As both a marketing consultant and environmental activist, I’m accustomed to writing or presenting words that convince the public to change their positions — or their brands — and to take action based on my writing or speaking.

To do this, I will use my powers of persuasion and a wide range of language aimed at moving different types of people forward toward a common agenda. My arguments will typically be a mix of emotion and intellect, of appeals to self-interest and appeals to the common good.

But I’ve learned over the years that when the goal is influencing public officials, the rules and strategies are different.

For one thing, when government officials take testimony on an issue, they typically have a very narrow scope. In fact, they’re often not even allowed to consider anything outside their purview (this is one of the reasons why change involving action by government enforcement agencies or getting new laws passed can be frustratingly slow). So big, sweeping appeals along broad issues have little effect.

Last month, I wanted to weigh in before a government body on one of those big-picture issues. I submitted testimony to a Vermont government agency on whether it should issue a certain permit to a nuclear power plant. I wanted to address the much wider issue of nuclear power plant safety — but I had to do it within the narrow confines of what the board could address.

I think my testimony (posted at http://shelhorowitz.com/go/nucleartestimony/) offers an instructive example of how to influence governments:

1. Establish credentials — why it’s your right to give testimony. Right at the beginning, I note that I’ve written three relevant books, which is especially important since I’m not a resident of the state where the plant is located. Credentials don’t have to be formal, though. Yours might be “resident within the evacuation zone” or “parent of a special-needs child.”

2. Focus on the issue the agency can act on. The hearing was about whether the state should grant the nuke a new Certificate of Public Good. So very early, I looked at what it means to provide public good, and then I referred back to this concept several times, including the last sentence.

3. Use an objective-sounding, intelligent tone. Not the time for screaming hype or unsubstantiated accusations.

4. Respect the knowledge and intelligence of those you are testifying before. Notice that I didn’t explain the Price-Anderson Act; I simply referenced it with an “as you know.”

5. Provide a framework for addressing the wider issues. By U.S. federal law, the federal Nuclear Regulatory Commission has jurisdiction over the safety of nuclear power plants. But the state of Vermont can take economic factors into account when evaluating whether the plant serves a public good — so I anchored all my safety arguments in their impact on the state’s economy and overtly stated that this is why I was bringing up the safety issues.
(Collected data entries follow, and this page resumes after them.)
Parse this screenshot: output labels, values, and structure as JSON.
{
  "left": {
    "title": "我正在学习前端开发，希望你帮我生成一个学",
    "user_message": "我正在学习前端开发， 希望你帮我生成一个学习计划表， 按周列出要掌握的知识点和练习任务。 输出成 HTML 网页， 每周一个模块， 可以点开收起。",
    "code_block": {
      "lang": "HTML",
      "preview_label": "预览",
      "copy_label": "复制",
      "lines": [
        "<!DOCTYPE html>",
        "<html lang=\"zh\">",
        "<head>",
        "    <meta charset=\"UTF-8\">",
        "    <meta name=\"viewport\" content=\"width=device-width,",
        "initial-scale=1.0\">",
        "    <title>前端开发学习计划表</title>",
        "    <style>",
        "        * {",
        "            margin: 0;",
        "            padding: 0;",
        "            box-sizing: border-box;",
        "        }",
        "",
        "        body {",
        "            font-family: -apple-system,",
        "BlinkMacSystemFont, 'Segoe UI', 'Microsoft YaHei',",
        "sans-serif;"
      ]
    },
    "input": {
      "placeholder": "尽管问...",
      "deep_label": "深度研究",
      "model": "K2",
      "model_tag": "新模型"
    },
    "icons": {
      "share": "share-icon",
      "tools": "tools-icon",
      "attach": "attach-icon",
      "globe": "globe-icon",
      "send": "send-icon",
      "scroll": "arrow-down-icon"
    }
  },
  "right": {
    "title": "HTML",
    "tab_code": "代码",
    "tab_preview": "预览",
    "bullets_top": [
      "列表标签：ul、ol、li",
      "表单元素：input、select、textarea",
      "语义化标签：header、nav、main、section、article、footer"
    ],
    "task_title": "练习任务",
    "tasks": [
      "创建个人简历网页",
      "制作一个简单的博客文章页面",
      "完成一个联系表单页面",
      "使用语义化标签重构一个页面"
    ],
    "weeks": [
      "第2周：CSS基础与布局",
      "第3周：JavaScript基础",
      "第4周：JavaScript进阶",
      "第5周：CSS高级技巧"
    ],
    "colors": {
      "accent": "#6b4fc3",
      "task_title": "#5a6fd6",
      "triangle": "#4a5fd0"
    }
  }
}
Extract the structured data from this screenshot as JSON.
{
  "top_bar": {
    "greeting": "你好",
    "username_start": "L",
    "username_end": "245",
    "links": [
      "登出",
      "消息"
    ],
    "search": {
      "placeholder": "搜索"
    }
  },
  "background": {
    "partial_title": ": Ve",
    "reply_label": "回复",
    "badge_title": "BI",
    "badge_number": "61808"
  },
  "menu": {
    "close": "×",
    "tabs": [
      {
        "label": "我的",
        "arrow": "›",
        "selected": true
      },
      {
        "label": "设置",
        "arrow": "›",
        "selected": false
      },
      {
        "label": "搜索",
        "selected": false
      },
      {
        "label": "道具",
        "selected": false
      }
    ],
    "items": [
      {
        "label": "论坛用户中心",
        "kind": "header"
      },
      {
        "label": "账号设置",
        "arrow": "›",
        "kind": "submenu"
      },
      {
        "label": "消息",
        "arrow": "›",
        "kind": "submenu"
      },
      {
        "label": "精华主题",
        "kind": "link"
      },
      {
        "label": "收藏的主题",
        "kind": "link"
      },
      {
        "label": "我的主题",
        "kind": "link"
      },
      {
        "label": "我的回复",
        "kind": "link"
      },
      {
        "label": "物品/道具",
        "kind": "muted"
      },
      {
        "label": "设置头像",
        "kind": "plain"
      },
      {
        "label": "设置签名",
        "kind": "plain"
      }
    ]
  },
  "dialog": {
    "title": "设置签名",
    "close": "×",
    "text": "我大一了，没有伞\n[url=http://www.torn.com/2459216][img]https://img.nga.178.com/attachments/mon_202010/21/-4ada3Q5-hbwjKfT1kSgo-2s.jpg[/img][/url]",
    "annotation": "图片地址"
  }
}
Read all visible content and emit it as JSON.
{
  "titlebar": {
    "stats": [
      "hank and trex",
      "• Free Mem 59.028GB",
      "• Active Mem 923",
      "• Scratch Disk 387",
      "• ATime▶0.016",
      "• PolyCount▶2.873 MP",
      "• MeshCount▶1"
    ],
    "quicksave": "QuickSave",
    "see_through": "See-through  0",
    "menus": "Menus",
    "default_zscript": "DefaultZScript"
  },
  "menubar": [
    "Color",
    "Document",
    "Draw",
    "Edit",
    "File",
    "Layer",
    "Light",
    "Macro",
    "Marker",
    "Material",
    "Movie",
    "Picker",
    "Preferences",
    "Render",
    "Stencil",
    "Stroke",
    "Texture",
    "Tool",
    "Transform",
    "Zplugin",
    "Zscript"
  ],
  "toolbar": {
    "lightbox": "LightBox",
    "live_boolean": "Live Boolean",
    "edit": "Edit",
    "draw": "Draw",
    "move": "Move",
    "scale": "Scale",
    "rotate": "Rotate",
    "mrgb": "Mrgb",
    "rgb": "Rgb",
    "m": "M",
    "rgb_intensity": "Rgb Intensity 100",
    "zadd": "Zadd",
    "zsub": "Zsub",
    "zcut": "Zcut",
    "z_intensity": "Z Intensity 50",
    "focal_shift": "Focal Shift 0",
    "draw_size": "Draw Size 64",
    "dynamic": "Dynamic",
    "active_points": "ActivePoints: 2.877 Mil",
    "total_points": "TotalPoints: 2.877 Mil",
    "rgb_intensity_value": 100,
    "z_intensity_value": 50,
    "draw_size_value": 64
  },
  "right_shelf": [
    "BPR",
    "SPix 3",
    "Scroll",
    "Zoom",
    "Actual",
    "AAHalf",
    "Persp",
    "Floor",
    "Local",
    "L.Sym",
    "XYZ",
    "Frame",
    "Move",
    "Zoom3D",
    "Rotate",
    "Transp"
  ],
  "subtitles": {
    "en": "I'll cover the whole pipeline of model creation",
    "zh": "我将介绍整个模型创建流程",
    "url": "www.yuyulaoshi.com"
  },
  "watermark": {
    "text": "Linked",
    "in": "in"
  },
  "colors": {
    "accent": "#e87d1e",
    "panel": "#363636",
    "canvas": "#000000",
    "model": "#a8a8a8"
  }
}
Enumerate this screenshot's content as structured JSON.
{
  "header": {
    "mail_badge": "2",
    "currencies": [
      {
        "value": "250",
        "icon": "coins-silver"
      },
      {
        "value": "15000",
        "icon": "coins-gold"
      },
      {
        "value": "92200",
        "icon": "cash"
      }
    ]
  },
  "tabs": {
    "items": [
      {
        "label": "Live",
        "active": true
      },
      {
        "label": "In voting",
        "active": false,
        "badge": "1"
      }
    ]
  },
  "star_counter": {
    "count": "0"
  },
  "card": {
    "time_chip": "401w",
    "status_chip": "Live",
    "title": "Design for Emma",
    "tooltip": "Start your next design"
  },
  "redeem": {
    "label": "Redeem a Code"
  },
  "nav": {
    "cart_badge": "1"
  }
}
6. Back up your claims and cite sources. I cite three books, the plant’s own accident report, one third-party scientific report and two top-tier newspaper articles (from The New York Times and Washington Post).

7. Clearly state the desired action the agency should take, ideally quite early in your remarks. In this case, I want the Public Service Board to deny the Certificate of Public Good requested by Entergy, and I say so very specifically in the second sentence: “Like the majority of people who have come before you to testify, I ask that you deny the Certificate of Public Good for Entergy for the continued operation of the Vermont Yankee nuclear power plant.”

8. Use “social proof” — demonstrate that lots of people agree with you. Look again at the quote from my testimony in the previous paragraph: The first half of the sentence is all about social proof; the second half tells the board what I want them to do.

9. Be organized ahead of time, be conscious of time limits if speaking in person and be willing to provide your full, extended testimony in writing. I had an outline with me of points I could make within two minutes. It would not have been nearly as complete, but it would have hit the important points.

10. For maximum impact, make copies of your statement available to the media and to the public. My statement is published on my website, and thus my potential audience is a lot bigger than the three members of the Public Service Board.